Motion Visualization

python scripts/fld/preview.py
  • To visualize the original motions in the training dataset or the sampled and decoded motions in the Isaac Gym environment, set motion_file to the corresponding motion file.
  • Alternatively, the latent parameters can be interactively modified by setting PLAY_LOADED_DATA to False. The modified latent parameters are then decoded to the original motion space and visualized.

Policy Training

python scripts/train.py --task mit_humanoid
  • Configure the training parameters in humanoid_gym/envs/mit_humanoid/mit_humanoid_config.py.
  • Choose the task sampler by setting MITHumanoidFlatCfgPPO.runner.task_sampler_class_name to OfflineSampler, GMMSampler, RandomSampler or ALPGMMSampler.
  • The trained policy is saved in logs/<experiment_name>/<date_time>_<run_name>/model_<iteration>.pt, where <experiment_name> and <run_name> are defined in the train config.
  • To disable rendering, append --headless.

Policy Playing

python scripts/play.py --load_run "<date_time>_<run_name>"
  • By default the loaded policy is the last model of the last run of the experiment folder.
  • Other runs/model iteration can be selected by setting load_run and checkpoint in the train config.
  • The target motions are randomly selected from the dataset from the path specified by datasets_root.
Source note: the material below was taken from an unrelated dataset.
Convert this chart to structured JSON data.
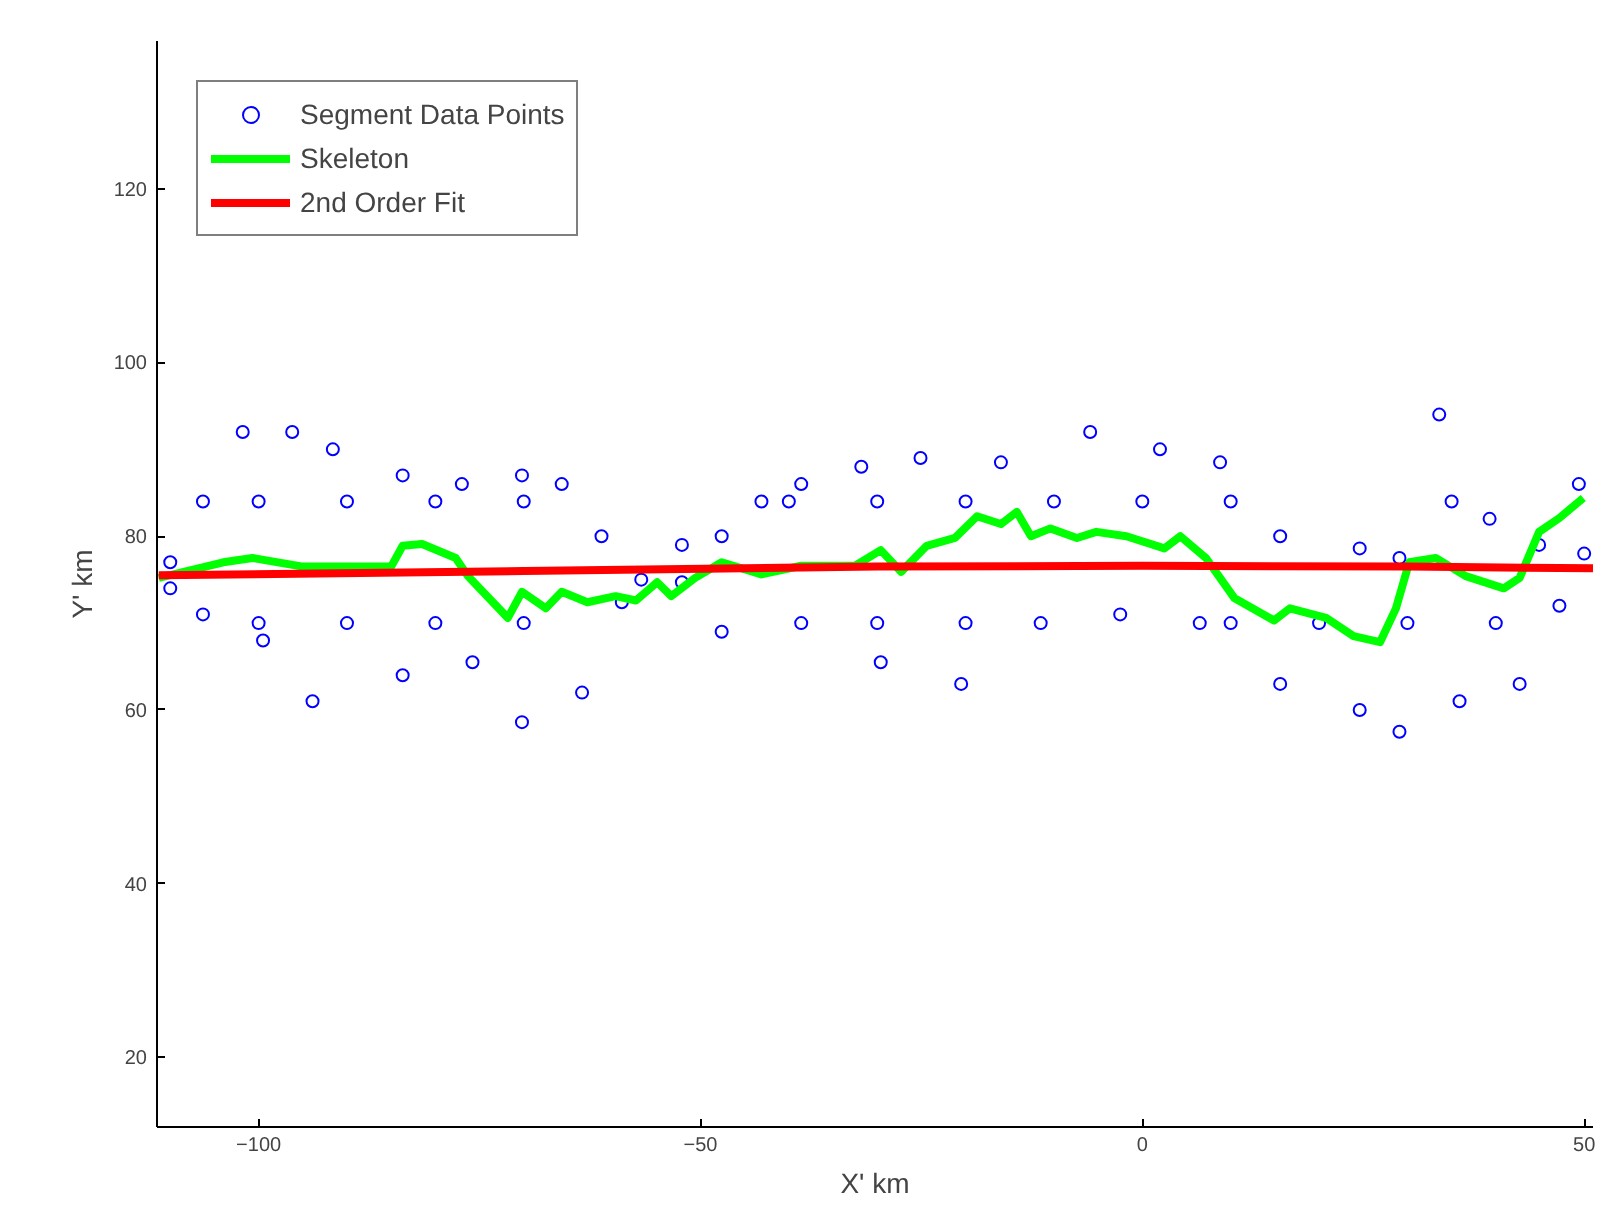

These motions are first encoded to the latent space and then sent to the policy for execution.
  • The fallback mechanism is enabled by default with a theshold of 1.0 on dynamics_error.

Troubleshooting

RuntimeError: nvrtc: error: invalid value for --gpu-architecture (-arch)
  • This error occurs when the CUDA version is not compatible with the installed PyTorch version. A quick fix is to comment out decorator @torch.jit.script in isaacgym/python/isaacgym/torch_utils.py.

Known Issues

The ALPGMMSampler utilizes faiss for efficient similarity search and clustering of dense vectors in the latent parameterization space. The installation of faiss requires a compatible CUDA version. The current implementation is tested with faiss-cpu and faiss-gpu with cuda-10.2.

Citation

@article{li2024fld,
  title={FLD: Fourier Latent Dynamics for Structured Motion Representation and Learning},
  author={Li, Chenhao and Stanger-Jones, Elijah and Heim, Steve and Kim, Sangbae},
  journal={arXiv preprint arXiv:2402.13820},
  year={2024}
}

References

The code is built upon the open-sourced Periodic Autoencoder (PAE) Implementation, Isaac Gym Environments for Legged Robots and the PPO implementation. We refer to the original repositories for more details.